Active (tenants, maintenance)

Passive (buy and hold)

UAE tax treatment

No capital gains, no rental income tax

No capital gains, no dividend tax

The strongest retirement strategy for UAE expats typically combines both: property for leveraged income, ETFs for liquid diversified growth.

Key Risks to Understand

  • Illiquidity: You cannot sell a property in a week. In a downturn, you may not be able to sell at all without taking a loss.

  • Concentration risk: One property in one city is a large single bet.

  • Service charge increases: Have risen significantly in some communities in recent years.

  • Rental vacancy: Budget for 1–2 months of vacancy per year.

  • Currency risk: If you retire outside the UAE, AED-denominated rental income may fluctuate against your spending currency (though AED is pegged to USD, which reduces this somewhat).

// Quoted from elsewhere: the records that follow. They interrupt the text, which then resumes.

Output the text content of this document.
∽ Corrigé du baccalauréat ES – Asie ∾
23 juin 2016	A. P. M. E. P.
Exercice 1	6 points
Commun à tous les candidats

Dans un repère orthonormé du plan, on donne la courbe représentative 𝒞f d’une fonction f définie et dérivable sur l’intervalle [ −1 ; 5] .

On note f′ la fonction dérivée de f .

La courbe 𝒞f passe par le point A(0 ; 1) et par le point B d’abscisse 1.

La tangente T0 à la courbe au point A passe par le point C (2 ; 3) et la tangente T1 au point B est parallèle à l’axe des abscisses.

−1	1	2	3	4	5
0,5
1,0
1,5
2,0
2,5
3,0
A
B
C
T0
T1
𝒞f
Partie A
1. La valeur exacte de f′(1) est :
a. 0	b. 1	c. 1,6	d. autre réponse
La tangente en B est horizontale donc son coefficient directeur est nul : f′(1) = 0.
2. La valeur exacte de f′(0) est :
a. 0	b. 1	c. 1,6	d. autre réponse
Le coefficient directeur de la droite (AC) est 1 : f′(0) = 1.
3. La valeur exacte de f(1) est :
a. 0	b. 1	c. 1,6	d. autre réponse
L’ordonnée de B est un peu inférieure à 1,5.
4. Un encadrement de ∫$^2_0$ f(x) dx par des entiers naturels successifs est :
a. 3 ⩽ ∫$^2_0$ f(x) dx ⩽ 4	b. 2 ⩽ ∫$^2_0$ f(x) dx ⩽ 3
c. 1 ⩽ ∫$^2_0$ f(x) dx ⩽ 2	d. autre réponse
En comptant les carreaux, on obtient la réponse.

Is Now a Good Time to Buy?

Dubai property prices have risen significantly over 2021–2024 and remained elevated into 2026. Some communities have seen 50–80% price appreciation over four years. Whether this continues, stabilises, or corrects depends on factors no one can predict with certainty — global interest rates, UAE visa policy, geopolitical flows of capital.

What is clear: buying for the long term (10+ years), with a reasonable deposit and manageable mortgage, has historically rewarded patient investors in Dubai. Buying to flip within 2–3 years carries significantly more risk.

This article is for informational purposes only and does not constitute financial or property advice. Property prices and regulations are subject to change.